Mary Fox: Yes. Good morning, Matt and thank you for your questions. I will take the StealthTech one and then Donna can talk a little bit about the mix for the year. So, yes, obviously, StealthTech, we’ve had in market for just over a year. And whilst we always are very excited about the performance I shared earlier in terms of the growth and particularly where we see the long-term runway and all of the success that we’ve had, we have built in for continued growth, both in terms of just overall AUV in the business as well as also attracting new customers because one of the great advantages we saw last year, and I think in quarter 4 our customer traffic was up nearly 18%. It was really driven, as new customers came in to drive to test this new technology, this new experience and really to hear and feel it.

So we’re continuing to plan for that to grow. I think I shared earlier that we expect it to be over $100 million as the brand continues to build out in our flywheel. And I think one of the great successes is the marketing strength. And if you look at the customer acquisition costs, just the ratio just continues to improve, it just really does enable us to be able to continue to share the message about what we see as the best home audio system in the market with an amazing experience coupled with our Sactionals. And then Donna, I think do you want to touch on the channel mix for the year?

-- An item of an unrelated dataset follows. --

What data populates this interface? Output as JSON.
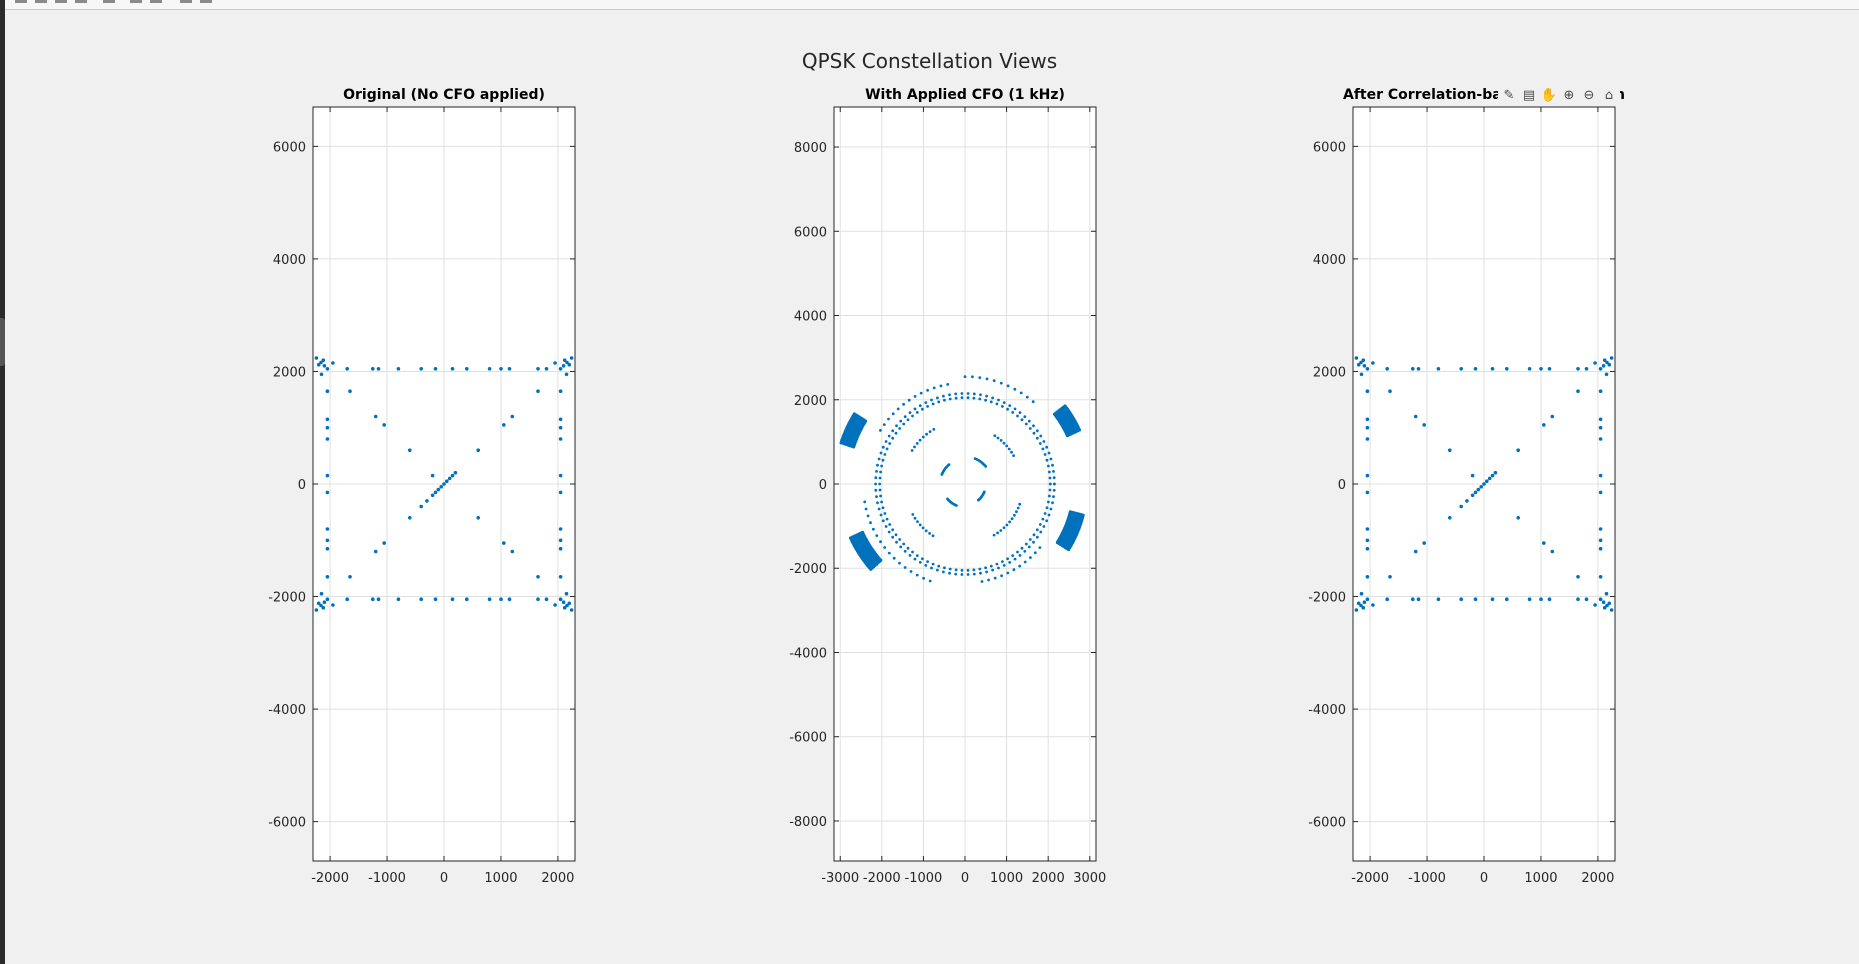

Donna Dellomo: Yes. So for the channel mix, we are projecting both Internet and showrooms to increase year-over-year relative to all the things we discussed to showrooms, product innovation. The one channel, which I specifically called out is the other channel, which right now, we are not projecting because of the returned box inventory transactions. That was about $22 million that we are not — today has not been built into being repeated in any of our guidance. So that’s the one channel just by removing the inventory to those barter inventory transactions that in our current projections is not projected to increase. But the other — the Costco and the Best Buy within the other channel is — in total, the other channel is not projecting to increase just because of the extraction of those inventory — barter inventory transactions.

So showroom increasing, Internet increasing. Obviously, we look at it all as omni-channel. So, it’s increasing in total and it’s increasing separately as well. And the other channels just as a highlight, because of the return boxed inventory transactions not currently being reprojected to happen again Q2 through Q4, that is coming down slightly. But Costco and Best Buy increasing year-over-year within that channel. Hopefully, that helps.